A new tire tread analysis also concluded that Schweitzer’s Volkswagen Beetle left no tire tracks at either location where Ireland and her bike were found.

Kenneth Lawson, co-director of the Hawaii Innocence Project, said the national attention the brutal murder drew put enormous pressure on police. That pressure grew as the case went unsolved for years.

“Whenever you have a white female victim … she gets a lot more attention than people of color and native Hawaiians,” Lawson said.

“The parents, understandably, grew increasingly angry… There was an insurmountable pressure to solve this case. And when that happens, mistakes are made, some intentional and some unintentional.”

‘Conviction Integrity Agreement’

Ireland was found barely alive in the bushes along a fishing trail on Christmas Eve 1991 in Puna, a remote part of the Big Island. She had been sexually assaulted and beaten and later died at Hilo Medical Center. The mangled bicycle she was riding was found several kilometers away and appeared to have been hit by a vehicle.

From the beginning of the trial, defense attorneys have pointed to the lack of DNA evidence linking Schweitzer and the two other Hawaiian natives convicted in connection with the murder.

Prosecutors instead relied on what they believed to be a major breakthrough. That happened in 1994, when a man accused of his role in a cocaine conspiracy contacted police, claiming his half-brother Frank Pauline Jr. witnessed the Irish attack, according to court documents.

Police then questioned Pauline, who was serving the third month of a 10-year sentence on unrelated sexual assault and theft charges.

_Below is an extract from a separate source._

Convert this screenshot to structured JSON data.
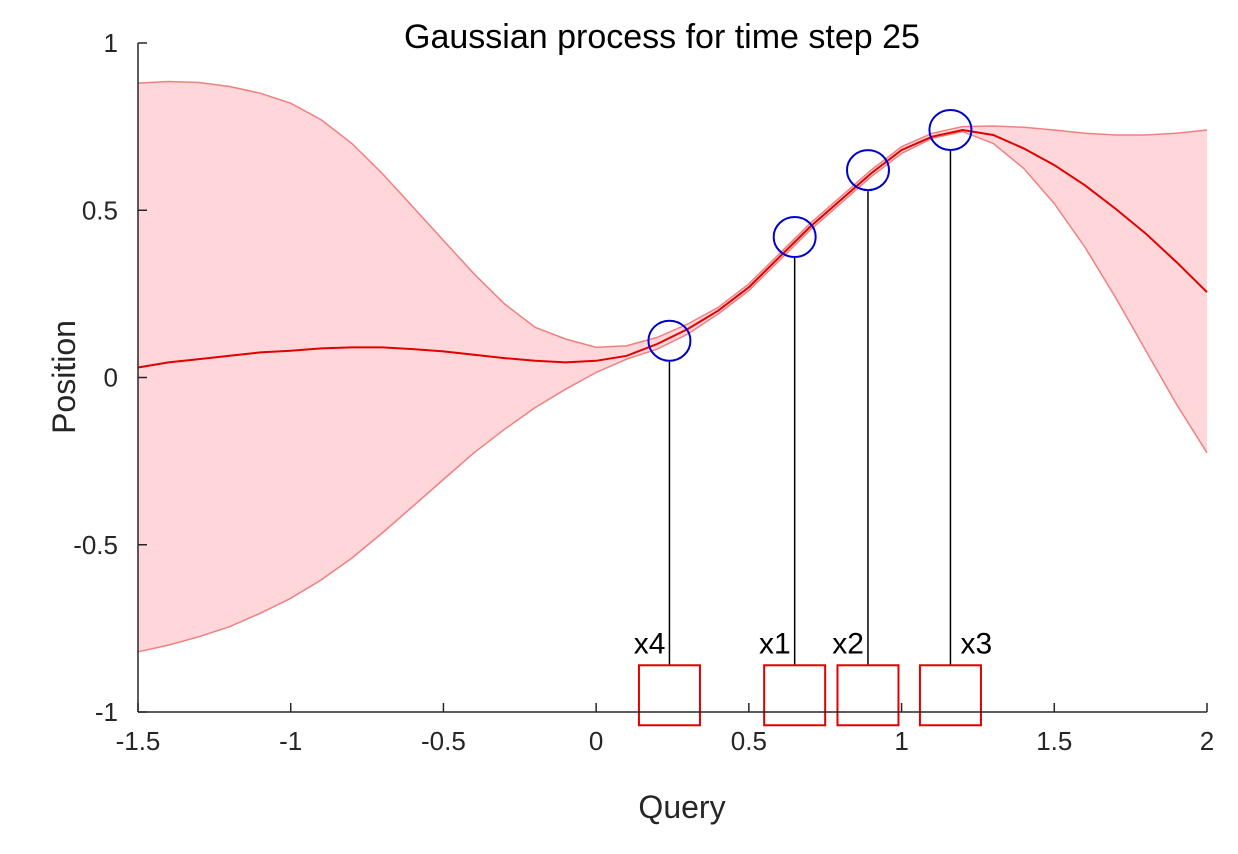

Pauline, in turn, claimed that brothers Ian and Shawn Schweitzer attacked and killed Ireland. In repeated interviews, in which Pauline gave conflicting accounts, police said he also incriminated himself for the murder.

Both Pauline and Shawn Schweitzer, who struck plea deals in the case, have since revoked their accounts. Pauline was killed by a fellow inmate in a New Mexico prison in 2015.

The Innocence Project also criticized prosecutors’ reliance on a prison whistleblower who claimed Ian Schweitzer faced him. The whistleblower was offered a lighter sentence in exchange for his cooperation.

“The promise or expectation of leniency or other benefits in exchange for testimony creates a strong incentive for witnesses to lie,” the Innocence Project said in a statement Wednesday. The organization found that prisoner testimony played a role in almost 20 percent of the 241 exonerations it cited.

In 2019, Schweitzer’s attorneys and Hawaii County prosecutors entered into a “conviction integrity agreement” to re-examine the case.

Such agreements are increasingly being used to review questionable convictions and prevent future errors, with prosecutors in the United States establishing special units to handle cases.

According to Lawson of the Innocence Project, the re-examination marked the first time such an arrangement had been used in Hawaii.